Un test de paternité a révélé que le violeur, Christopher Mirasolo, 27 ans, est indubitablement le père de l’enfant. De son côté, la victime qui a maintenant 21 ans, entend invoquer désormais le Rape Survivor Child Custody Act, une récente législation qui permet à la victime d’un viol de couper court avec plus de facilité que par le passé, aux velléités de garde et de droit de visite des violeurs.

Le nom du violeur ajouté à l’état civil de l’enfant

En l’état actuel de l’affaire, le droit de garde partagée accordé a conduit le juge Gregory S Ross, exerçant dans le comté de Sanilac, à procurer au violeur l’adresse de la mère de l’enfant tandis que son nom a été ajouté au certificat de naissance. Le tout sans le consentement de la victime.

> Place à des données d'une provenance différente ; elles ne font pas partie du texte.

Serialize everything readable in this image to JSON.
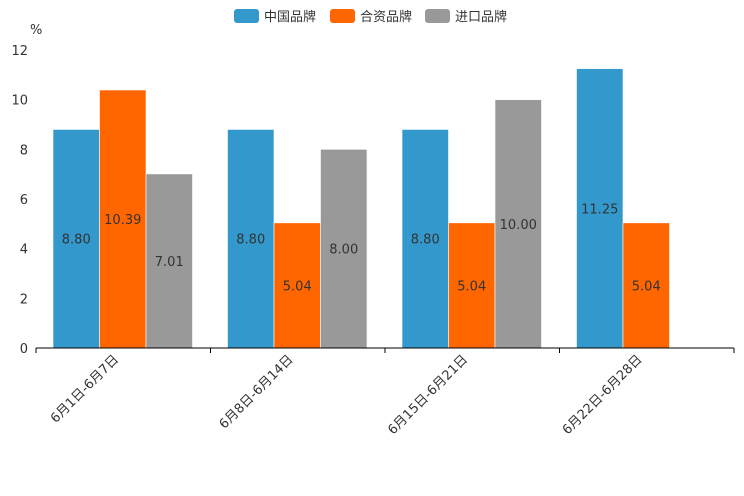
{
  "chart_data": {
    "type": "bar",
    "unit": "%",
    "ylim": [
      0,
      12
    ],
    "yticks": [
      0,
      2,
      4,
      6,
      8,
      10,
      12
    ],
    "categories": [
      "6月1日-6月7日",
      "6月8日-6月14日",
      "6月15日-6月21日",
      "6月22日-6月28日"
    ],
    "series": [
      {
        "name": "中国品牌",
        "color": "#3399cc",
        "values": [
          8.8,
          8.8,
          8.8,
          11.25
        ],
        "labels": [
          "8.80",
          "8.80",
          "8.80",
          "11.25"
        ]
      },
      {
        "name": "合资品牌",
        "color": "#ff6600",
        "values": [
          10.39,
          5.04,
          5.04,
          5.04
        ],
        "labels": [
          "10.39",
          "5.04",
          "5.04",
          "5.04"
        ]
      },
      {
        "name": "进口品牌",
        "color": "#999999",
        "values": [
          7.01,
          8.0,
          10.0,
          null
        ],
        "labels": [
          "7.01",
          "8.00",
          "10.00",
          null
        ]
      }
    ],
    "legend_position": "top-center",
    "grid": false
  }
}
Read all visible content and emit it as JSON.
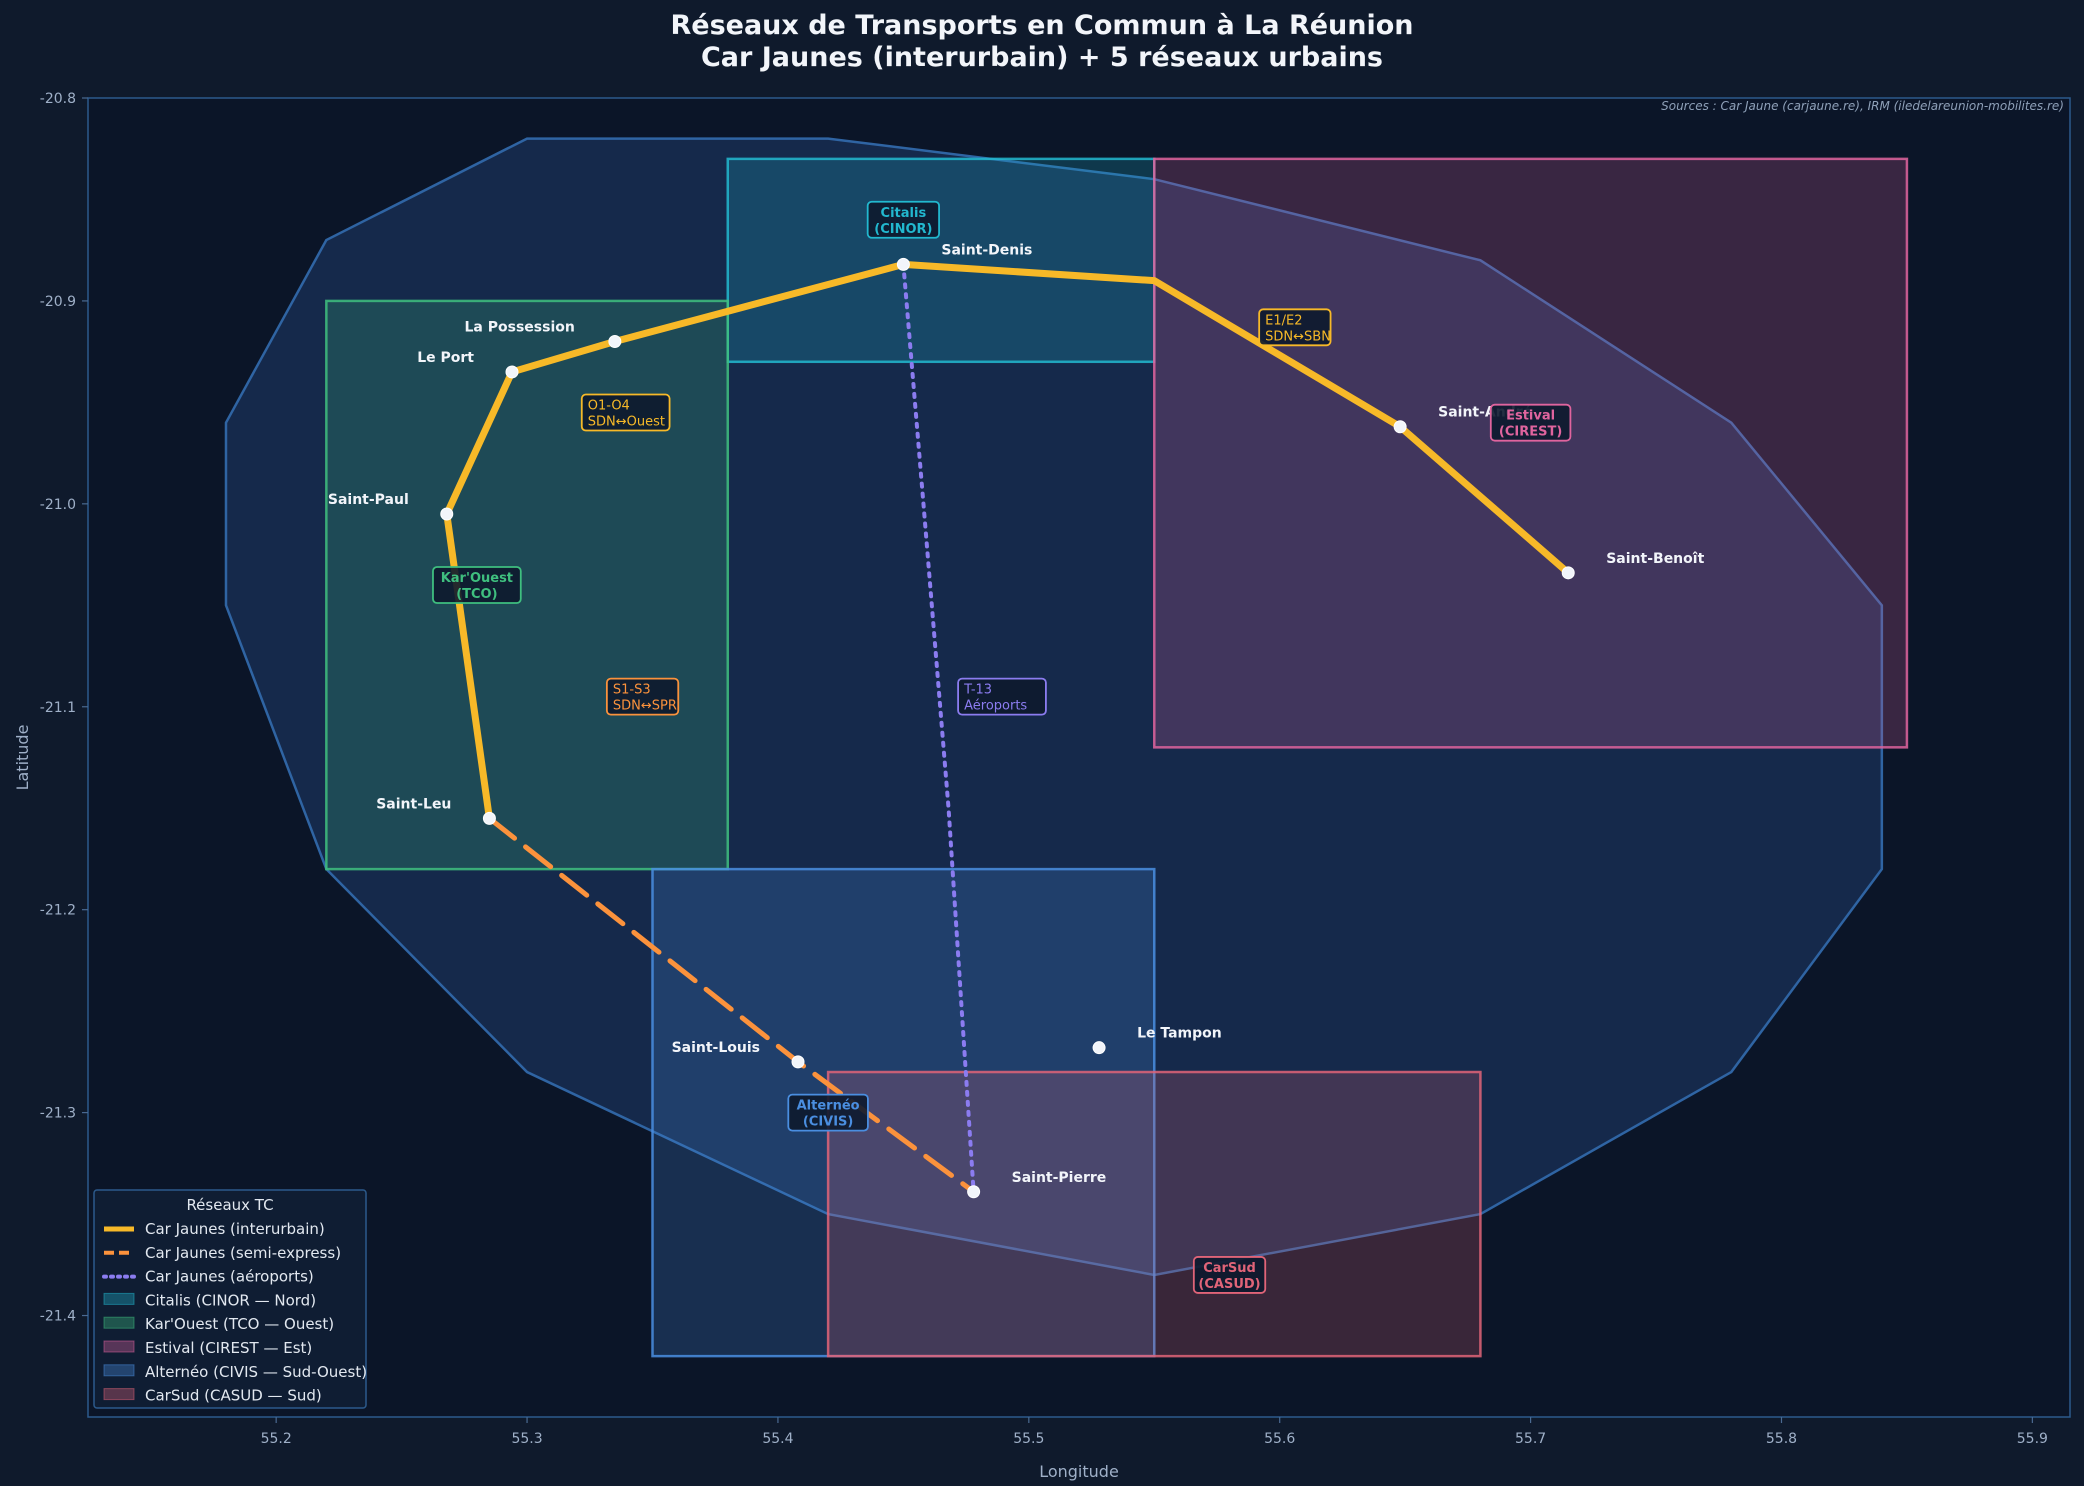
{
  "title_line1": "Réseaux de Transports en Commun à La Réunion",
  "title_line2": "Car Jaunes (interurbain) + 5 réseaux urbains",
  "chart_data": {
    "type": "map",
    "xlabel": "Longitude",
    "ylabel": "Latitude",
    "xlim": [
      55.125,
      55.915
    ],
    "ylim": [
      -21.45,
      -20.8
    ],
    "xticks": [
      55.2,
      55.3,
      55.4,
      55.5,
      55.6,
      55.7,
      55.8,
      55.9
    ],
    "yticks": [
      -20.8,
      -20.9,
      -21.0,
      -21.1,
      -21.2,
      -21.3,
      -21.4
    ],
    "xtick_labels": [
      "55.2",
      "55.3",
      "55.4",
      "55.5",
      "55.6",
      "55.7",
      "55.8",
      "55.9"
    ],
    "ytick_labels": [
      "-20.8",
      "-20.9",
      "-21.0",
      "-21.1",
      "-21.2",
      "-21.3",
      "-21.4"
    ],
    "source": "Sources : Car Jaune (carjaune.re), IRM (iledelareunion-mobilites.re)",
    "island_outline": [
      [
        55.18,
        -20.96
      ],
      [
        55.22,
        -20.87
      ],
      [
        55.3,
        -20.82
      ],
      [
        55.42,
        -20.82
      ],
      [
        55.55,
        -20.84
      ],
      [
        55.68,
        -20.88
      ],
      [
        55.78,
        -20.96
      ],
      [
        55.84,
        -21.05
      ],
      [
        55.84,
        -21.18
      ],
      [
        55.78,
        -21.28
      ],
      [
        55.68,
        -21.35
      ],
      [
        55.55,
        -21.38
      ],
      [
        55.42,
        -21.35
      ],
      [
        55.3,
        -21.28
      ],
      [
        55.22,
        -21.18
      ],
      [
        55.18,
        -21.05
      ]
    ],
    "networks": [
      {
        "id": "citalis",
        "label_line1": "Citalis",
        "label_line2": "(CINOR)",
        "legend": "Citalis (CINOR — Nord)",
        "lon": [
          55.38,
          55.55
        ],
        "lat": [
          -20.93,
          -20.83
        ],
        "color": "#22b8cf",
        "label_pos": [
          55.45,
          -20.86
        ]
      },
      {
        "id": "karouest",
        "label_line1": "Kar'Ouest",
        "label_line2": "(TCO)",
        "legend": "Kar'Ouest (TCO — Ouest)",
        "lon": [
          55.22,
          55.38
        ],
        "lat": [
          -21.18,
          -20.9
        ],
        "color": "#3fbf7f",
        "label_pos": [
          55.28,
          -21.04
        ]
      },
      {
        "id": "estival",
        "label_line1": "Estival",
        "label_line2": "(CIREST)",
        "legend": "Estival (CIREST — Est)",
        "lon": [
          55.55,
          55.85
        ],
        "lat": [
          -21.12,
          -20.83
        ],
        "color": "#e0649e",
        "label_pos": [
          55.7,
          -20.96
        ]
      },
      {
        "id": "alterneo",
        "label_line1": "Alternéo",
        "label_line2": "(CIVIS)",
        "legend": "Alternéo (CIVIS — Sud-Ouest)",
        "lon": [
          55.35,
          55.55
        ],
        "lat": [
          -21.42,
          -21.18
        ],
        "color": "#4a8ee0",
        "label_pos": [
          55.42,
          -21.3
        ]
      },
      {
        "id": "carsud",
        "label_line1": "CarSud",
        "label_line2": "(CASUD)",
        "legend": "CarSud (CASUD — Sud)",
        "lon": [
          55.42,
          55.68
        ],
        "lat": [
          -21.42,
          -21.28
        ],
        "color": "#e06478",
        "label_pos": [
          55.58,
          -21.38
        ]
      }
    ],
    "cities": [
      {
        "name": "Saint-Denis",
        "lon": 55.45,
        "lat": -20.882
      },
      {
        "name": "La Possession",
        "lon": 55.335,
        "lat": -20.92
      },
      {
        "name": "Le Port",
        "lon": 55.294,
        "lat": -20.935
      },
      {
        "name": "Saint-Paul",
        "lon": 55.268,
        "lat": -21.005
      },
      {
        "name": "Saint-Leu",
        "lon": 55.285,
        "lat": -21.155
      },
      {
        "name": "Saint-Louis",
        "lon": 55.408,
        "lat": -21.275
      },
      {
        "name": "Saint-Pierre",
        "lon": 55.478,
        "lat": -21.339
      },
      {
        "name": "Le Tampon",
        "lon": 55.528,
        "lat": -21.268
      },
      {
        "name": "Saint-André",
        "lon": 55.648,
        "lat": -20.962
      },
      {
        "name": "Saint-Benoît",
        "lon": 55.715,
        "lat": -21.034
      }
    ],
    "series": [
      {
        "name": "Car Jaunes (interurbain)",
        "color": "#f7b928",
        "style": "solid",
        "points": [
          [
            55.285,
            -21.155
          ],
          [
            55.268,
            -21.005
          ],
          [
            55.294,
            -20.935
          ],
          [
            55.335,
            -20.92
          ],
          [
            55.45,
            -20.882
          ],
          [
            55.55,
            -20.89
          ],
          [
            55.648,
            -20.962
          ],
          [
            55.715,
            -21.034
          ]
        ]
      },
      {
        "name": "Car Jaunes (semi-express)",
        "color": "#fb923c",
        "style": "dashed",
        "points": [
          [
            55.285,
            -21.155
          ],
          [
            55.408,
            -21.275
          ],
          [
            55.478,
            -21.339
          ]
        ]
      },
      {
        "name": "Car Jaunes (aéroports)",
        "color": "#8b7cf0",
        "style": "dotted",
        "points": [
          [
            55.45,
            -20.882
          ],
          [
            55.458,
            -21.0
          ],
          [
            55.468,
            -21.15
          ],
          [
            55.478,
            -21.339
          ]
        ]
      }
    ],
    "route_labels": [
      {
        "line1": "O1-O4",
        "line2": "SDN↔Ouest",
        "color": "#f7b928",
        "lon": 55.325,
        "lat": -20.955
      },
      {
        "line1": "S1-S3",
        "line2": "SDN↔SPR",
        "color": "#fb923c",
        "lon": 55.335,
        "lat": -21.095
      },
      {
        "line1": "T-13",
        "line2": "Aéroports",
        "color": "#8b7cf0",
        "lon": 55.475,
        "lat": -21.095
      },
      {
        "line1": "E1/E2",
        "line2": "SDN↔SBN",
        "color": "#f7b928",
        "lon": 55.595,
        "lat": -20.913
      }
    ],
    "legend_title": "Réseaux TC",
    "legend_position": "lower-left"
  }
}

“C’est de la folie. Depuis le début, cette affaire a été menée en dépit du bon sens”, a expliqué Rebecca Kiessling, avocate de la victime qui a, en vain, formulé des objections devant le juge. “Il n’a jamais été inculpé correctement et devrait être assis derrière des barreaux, le système réprime ma cliente, alors qu’elle était encore une enfant quand tout cela est arrivé”, constate-t-elle encore. Christopher Mirasolo a été condamné à un an pour ces faits et a enduré une peine effective de six mois et demi.

Dans le même journal local, la seconde victime de Chrisopher Mirasolo s’insurge contre cette décision de justice. “Lorsque j’ai lu l’article (du Detroit News) j’étais dégoûtée. Rien ne peut justifier qu’il ait obtenu un droit de garde. Et il ne devrait pas être autorisé à être en présence d’enfants sans supervision.”